8.3.6 Congenital Lesions
Congenital lesions of the parotid gland include first branchial cleft cysts, dermoid cysts, ductal cysts, and congenital venolymphatic malformations (▶ Table 8.3). First branchial cleft cysts are divided into two types based on embryology, histology, and location. Type I cysts represent an ectodermal duplication of the membranous external auditory canal, pass lateral to the facial nerve, and end in a bony cul-de-sac near the mesotympanum. By contrast, type II cysts are composed of both ectoderm and mesoderm, and represent duplications of the external auditory canal and pinna. These cysts track medial to the facial nerve and end near the angle of the mandible. Because of their embryologic origin, Type II cysts may contain cartilage. First branchial cleft cysts may present with swelling near the angle of the mandible, parotid mass, or even otorrhea due to the presence of a fistula between the cyst and the external auditory canal. Treatment consists of surgical excision with facial nerve dissection and preservation.

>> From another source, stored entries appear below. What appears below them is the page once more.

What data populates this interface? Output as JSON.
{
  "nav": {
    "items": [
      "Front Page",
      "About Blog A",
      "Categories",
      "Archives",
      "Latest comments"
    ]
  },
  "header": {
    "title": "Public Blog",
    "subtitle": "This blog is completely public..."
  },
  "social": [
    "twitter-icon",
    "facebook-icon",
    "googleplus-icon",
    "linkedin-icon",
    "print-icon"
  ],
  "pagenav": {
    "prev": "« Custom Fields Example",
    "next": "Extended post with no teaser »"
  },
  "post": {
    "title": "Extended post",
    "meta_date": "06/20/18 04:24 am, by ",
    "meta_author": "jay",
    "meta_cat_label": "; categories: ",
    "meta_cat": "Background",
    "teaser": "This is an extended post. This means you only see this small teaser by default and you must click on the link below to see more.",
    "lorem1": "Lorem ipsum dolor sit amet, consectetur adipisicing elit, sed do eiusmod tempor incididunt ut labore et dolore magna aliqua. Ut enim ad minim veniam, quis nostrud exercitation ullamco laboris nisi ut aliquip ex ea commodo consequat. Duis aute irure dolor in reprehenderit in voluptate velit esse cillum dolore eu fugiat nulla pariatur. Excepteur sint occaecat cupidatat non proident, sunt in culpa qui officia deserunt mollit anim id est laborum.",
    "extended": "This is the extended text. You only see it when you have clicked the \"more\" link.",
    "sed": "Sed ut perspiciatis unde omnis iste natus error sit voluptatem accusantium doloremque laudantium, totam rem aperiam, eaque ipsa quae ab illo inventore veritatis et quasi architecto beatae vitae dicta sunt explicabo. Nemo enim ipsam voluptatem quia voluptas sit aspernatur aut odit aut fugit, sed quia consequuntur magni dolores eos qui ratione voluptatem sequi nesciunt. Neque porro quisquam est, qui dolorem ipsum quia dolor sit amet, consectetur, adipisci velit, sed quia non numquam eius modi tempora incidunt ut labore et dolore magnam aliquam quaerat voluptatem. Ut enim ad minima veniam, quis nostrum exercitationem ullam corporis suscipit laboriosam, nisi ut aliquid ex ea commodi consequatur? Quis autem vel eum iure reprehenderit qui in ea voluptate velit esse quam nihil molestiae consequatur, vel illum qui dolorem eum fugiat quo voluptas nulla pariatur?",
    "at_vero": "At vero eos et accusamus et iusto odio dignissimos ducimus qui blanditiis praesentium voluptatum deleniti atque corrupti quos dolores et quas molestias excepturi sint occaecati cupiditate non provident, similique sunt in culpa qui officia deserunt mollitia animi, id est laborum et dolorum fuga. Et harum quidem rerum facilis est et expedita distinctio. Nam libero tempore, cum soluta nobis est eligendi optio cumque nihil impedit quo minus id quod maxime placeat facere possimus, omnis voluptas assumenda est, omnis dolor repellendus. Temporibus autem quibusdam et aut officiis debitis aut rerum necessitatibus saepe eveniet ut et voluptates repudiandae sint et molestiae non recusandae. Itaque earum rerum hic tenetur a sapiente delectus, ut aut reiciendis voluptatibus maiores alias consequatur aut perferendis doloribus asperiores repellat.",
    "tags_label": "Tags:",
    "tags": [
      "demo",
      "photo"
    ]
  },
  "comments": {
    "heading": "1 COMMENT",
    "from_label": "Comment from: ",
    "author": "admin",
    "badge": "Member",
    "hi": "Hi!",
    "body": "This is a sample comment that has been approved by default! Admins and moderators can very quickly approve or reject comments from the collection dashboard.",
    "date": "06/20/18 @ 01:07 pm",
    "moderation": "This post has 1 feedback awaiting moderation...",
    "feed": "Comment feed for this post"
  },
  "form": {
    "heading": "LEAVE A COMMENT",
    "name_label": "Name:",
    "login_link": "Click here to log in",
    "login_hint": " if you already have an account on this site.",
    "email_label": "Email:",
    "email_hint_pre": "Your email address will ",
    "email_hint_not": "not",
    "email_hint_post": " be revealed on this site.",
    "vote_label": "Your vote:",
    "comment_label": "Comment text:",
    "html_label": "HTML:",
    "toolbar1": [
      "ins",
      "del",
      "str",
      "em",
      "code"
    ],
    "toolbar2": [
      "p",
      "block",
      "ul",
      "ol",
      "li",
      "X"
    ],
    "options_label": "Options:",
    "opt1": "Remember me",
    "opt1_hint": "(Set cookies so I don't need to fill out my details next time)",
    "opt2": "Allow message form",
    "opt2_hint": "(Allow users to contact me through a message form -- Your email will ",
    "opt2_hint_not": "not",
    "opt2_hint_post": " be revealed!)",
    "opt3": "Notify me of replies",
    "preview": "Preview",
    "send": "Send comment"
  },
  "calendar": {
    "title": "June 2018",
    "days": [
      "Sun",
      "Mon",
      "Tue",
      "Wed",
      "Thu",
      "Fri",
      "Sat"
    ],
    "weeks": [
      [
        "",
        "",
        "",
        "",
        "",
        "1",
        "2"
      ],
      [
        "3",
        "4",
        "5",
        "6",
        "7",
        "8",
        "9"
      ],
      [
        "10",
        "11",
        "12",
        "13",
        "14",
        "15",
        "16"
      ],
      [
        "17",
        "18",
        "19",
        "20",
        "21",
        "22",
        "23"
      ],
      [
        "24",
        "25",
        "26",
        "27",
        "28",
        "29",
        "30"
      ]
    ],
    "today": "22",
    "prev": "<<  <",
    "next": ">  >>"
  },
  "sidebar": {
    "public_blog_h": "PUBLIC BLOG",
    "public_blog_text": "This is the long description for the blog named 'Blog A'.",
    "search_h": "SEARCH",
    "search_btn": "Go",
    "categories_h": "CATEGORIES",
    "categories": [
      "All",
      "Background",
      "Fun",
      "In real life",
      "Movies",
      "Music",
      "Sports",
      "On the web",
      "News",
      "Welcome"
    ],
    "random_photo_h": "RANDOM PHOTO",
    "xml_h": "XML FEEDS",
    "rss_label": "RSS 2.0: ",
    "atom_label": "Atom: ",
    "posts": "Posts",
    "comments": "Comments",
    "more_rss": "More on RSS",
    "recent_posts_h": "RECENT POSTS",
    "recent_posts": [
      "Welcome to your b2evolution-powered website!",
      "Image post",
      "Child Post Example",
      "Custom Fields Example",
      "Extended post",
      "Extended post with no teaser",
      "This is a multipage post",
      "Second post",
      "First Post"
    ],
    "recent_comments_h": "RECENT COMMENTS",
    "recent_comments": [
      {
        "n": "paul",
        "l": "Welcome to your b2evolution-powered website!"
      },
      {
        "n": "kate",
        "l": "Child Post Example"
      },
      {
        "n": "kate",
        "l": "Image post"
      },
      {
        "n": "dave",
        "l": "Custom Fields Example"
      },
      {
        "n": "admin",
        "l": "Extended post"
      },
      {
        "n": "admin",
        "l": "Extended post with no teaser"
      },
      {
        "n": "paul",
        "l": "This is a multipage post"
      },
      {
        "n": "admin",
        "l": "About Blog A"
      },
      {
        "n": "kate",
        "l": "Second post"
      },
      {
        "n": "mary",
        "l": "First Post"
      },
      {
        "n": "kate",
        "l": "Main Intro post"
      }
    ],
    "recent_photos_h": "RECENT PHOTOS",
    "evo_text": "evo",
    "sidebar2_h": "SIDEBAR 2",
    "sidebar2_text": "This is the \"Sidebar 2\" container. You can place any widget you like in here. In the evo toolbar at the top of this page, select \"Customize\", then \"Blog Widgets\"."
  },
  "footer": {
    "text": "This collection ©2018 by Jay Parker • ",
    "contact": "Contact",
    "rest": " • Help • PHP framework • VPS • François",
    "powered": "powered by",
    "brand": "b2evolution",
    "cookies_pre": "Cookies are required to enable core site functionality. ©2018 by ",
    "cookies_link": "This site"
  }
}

Dermoid cysts of the parotid are rare, with only 18 cases reported in the literature. 31 Imaging by US, CT, or MRI typically reveals a “sack of marbles” appearance, due to fat globules within the cyst, which is considered nearly pathognomonic. Treatment consists of a superficial parotidectomy to avoid recurrence. Ductal cysts result from congenital ductal dilations manifesting as swelling of the parotid gland in infancy. These dilations can be visualized on sialography or US, and in the absence of repeated infections management consists of observation.